Humans are designed to spend time outdoors. We are human animals — not separate from nature, but part of it. Period. End of story.
Somewhere along the way many of us forgot this. Maybe our first disconnect from Mother Nature started subtly with the invention of written language. It was certainly helped along quite a bit by the advent of agriculture and the development of modern cities. The digital age has only made things worse.
Now we are seeing a surge in health and phycological issues that no modern drug or therapy can cure. Depression and ADHD are on the rise. Kids now report more stress, anxiety and depression than we’ve seen in past generations. What can we do?
One solution might be as simple as spending time in nature, as much as possible. Maybe it starts as just a few longer walks with your dog. Maybe it’s a weekend hike, starting once in a while, becoming every week without fail. Or maybe it’s a 6-month around-the-world backpacking trip. It’s your choice, but it must be made a priority if you take your health and happiness seriously.
The benefits of time spent outdoors are numerous. Here are some highlights:
Awe and wonder inspires creativity
Being in nature is one of the primary ways humans are surprised, inspired and consistently awed. It’s no wonder that artists throughout history have found nature their primary muse (or possibly second to nude women). Nature has the potential to constantly surprise us with her never-ending beauty and intelligence.
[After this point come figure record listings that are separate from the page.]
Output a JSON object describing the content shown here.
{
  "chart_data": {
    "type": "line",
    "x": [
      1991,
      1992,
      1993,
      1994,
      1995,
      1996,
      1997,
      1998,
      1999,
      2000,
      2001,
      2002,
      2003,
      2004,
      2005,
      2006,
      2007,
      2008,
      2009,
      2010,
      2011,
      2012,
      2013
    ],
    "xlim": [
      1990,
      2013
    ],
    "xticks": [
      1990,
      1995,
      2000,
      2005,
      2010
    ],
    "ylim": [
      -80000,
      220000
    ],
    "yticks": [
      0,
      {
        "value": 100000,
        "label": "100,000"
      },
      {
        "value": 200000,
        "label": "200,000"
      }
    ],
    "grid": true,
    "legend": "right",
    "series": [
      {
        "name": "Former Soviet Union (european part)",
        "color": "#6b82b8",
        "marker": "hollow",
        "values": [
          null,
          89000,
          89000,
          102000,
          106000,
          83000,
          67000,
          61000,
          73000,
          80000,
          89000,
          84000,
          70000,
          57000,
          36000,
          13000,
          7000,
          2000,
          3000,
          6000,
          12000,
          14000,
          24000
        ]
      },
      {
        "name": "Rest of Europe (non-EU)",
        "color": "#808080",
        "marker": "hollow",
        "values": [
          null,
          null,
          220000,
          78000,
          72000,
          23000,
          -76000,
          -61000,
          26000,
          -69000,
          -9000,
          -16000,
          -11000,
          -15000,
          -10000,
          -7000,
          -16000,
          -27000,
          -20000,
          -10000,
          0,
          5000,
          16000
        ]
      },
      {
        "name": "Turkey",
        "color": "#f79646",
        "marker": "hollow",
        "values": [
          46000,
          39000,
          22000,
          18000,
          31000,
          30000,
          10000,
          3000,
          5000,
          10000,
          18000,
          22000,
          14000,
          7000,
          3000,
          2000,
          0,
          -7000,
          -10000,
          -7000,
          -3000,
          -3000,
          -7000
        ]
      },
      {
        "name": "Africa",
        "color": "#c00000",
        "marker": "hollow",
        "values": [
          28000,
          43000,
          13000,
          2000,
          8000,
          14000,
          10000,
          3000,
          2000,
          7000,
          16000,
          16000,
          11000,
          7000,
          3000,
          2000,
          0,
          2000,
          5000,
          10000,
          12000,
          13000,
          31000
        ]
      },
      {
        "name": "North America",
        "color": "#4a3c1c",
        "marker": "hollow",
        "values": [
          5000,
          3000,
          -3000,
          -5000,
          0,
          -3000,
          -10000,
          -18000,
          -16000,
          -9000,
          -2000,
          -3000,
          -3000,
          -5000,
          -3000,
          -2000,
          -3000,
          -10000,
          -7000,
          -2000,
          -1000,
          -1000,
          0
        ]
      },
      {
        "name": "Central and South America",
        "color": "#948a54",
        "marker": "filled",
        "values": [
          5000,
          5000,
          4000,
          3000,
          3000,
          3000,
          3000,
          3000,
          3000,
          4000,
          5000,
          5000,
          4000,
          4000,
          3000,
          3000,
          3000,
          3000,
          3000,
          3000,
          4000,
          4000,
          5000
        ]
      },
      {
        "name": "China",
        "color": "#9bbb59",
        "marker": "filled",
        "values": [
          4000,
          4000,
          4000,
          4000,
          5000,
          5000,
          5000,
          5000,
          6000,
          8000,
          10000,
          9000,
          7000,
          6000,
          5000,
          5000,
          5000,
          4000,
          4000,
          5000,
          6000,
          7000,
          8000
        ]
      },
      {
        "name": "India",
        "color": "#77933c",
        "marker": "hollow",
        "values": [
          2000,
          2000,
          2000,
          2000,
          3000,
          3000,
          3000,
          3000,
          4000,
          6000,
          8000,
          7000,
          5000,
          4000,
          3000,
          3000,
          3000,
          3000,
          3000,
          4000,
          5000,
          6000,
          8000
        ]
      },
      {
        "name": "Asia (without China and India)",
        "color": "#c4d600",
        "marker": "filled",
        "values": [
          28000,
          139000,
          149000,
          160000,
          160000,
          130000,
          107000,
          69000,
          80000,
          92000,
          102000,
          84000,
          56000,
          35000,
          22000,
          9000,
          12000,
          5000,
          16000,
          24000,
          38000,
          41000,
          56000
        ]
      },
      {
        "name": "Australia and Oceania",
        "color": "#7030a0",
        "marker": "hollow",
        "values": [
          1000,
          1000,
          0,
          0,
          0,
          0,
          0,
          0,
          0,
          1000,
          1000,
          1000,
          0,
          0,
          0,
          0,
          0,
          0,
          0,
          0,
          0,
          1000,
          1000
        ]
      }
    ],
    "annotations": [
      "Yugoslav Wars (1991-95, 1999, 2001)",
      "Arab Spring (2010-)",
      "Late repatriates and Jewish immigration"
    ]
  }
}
The sense of awe we feel is an important part of remaining happy humans, but it’s also essential as inspiration for any creative endeavour we undertake. Certainly much of the best art reflects nature, but likewise, some of our most useful inventions and technological achievements are also based on biological structures or inspired by natural processes.
Spending time outdoors will keep you interested and feed your creativity. But if you need more help getting inspired, read this REI article about rekindling your sense of awe outside.
Lower Stress and depression, More overall happiness
Studies show that those living closer to parks and other green spaces report less stress and depression in the daily lives. Other studies show that when subjects spent on average 30 minutes a day outdoors, they reported more wellbeing, energy, happiness, and better sleep, while seeing a drop in stress. But don’t worry about scientific studies to decide what’s right for you. If you are feeling at all depressed, the best thing to do is just get outdoors now! Go for a walk. Take off your shoes. Listen to the sounds around you. Hug a tree if so inclined.
Exposure to a greater variety of plants and other living creatures can help your body develop greater immunity and more overall resilience. So get your hands and feet dirty! Pick the flowers and explore the mushrooms and insects. It’ll make you healthier in the long run.
Improved Brain health
Maybe it’s just the peace and quite or maybe there is something deeper, more biological happening when we engage with the outdoors. Either way, studies show that memory, attention, creativity and cognition are all improved with more time spent in nature. It’s no wonder that slowing down and living in the moment might help you better remember things and open pathways to greater creative thinking.
We all love the warmth of direct sunlight, but it’s far more than just that. There’s no better way to get the vitamin D we need to stay healthy and happy without a daily dose of sun. Sunlight and Vitamin D help boost our immunity, improves sleep, and keeps our bones strong.
Fresh air is life
City dwellers know this well. Breathing smog is no fun. But the air in any city or town can’t compare to that glorious fresh oxygen found amongst the trees. Trees, after all, are what take the carbon dioxide we exhale and turn it back into oxygen for us to breathe. Nothing is more refreshing and revitalizing than some deep breaths taken far away from human development, high up a mountainside or deep in the woods.
Slows us down, connects us
One benefit to spending time in nature is simply to take a break from our everyday life. Especially if we live in a city, we may not realize how our faced-paced routine is harming our health. Being outdoors slows us down, helps us live in the present moment and allows our bodies to recalibrate to the pace of the natural world. The more time we spend outdoors the better we can connect with the circadian rhythms that help guide our sleep and productivity. Not only that, but if we bump into an animal (or tree) during our time spent in nature, we’re connecting with a piece of the more-than-human world that may be able to nourish us in ways science has yet to uncover.
Time spent outdoors tends to open us up to everything outside us, to things different than ourselves. By getting out of our heads, away from our never-ending thoughts, time in nature also allows us connect better with other people. The sense of connection you may feel might be multi-faceted.
Increased spiritual connection
Studies show that being in nature produces brain waves that are similar to those you experience while meditating. Not only that, but many consider Nature to be their church and time spent outdoors a spiritual practice in and of itself. No matter your beliefs, time spent outdoors has been seen by cultures throughout history as one of the primary ways we can connect to our spiritual life. There must be something to it! Fasting, vision quests and other nature-based practices have been part of countless spiritual traditions. Even something as simple a walk in the woods, at the right time and place, can have a profound spiritual impact.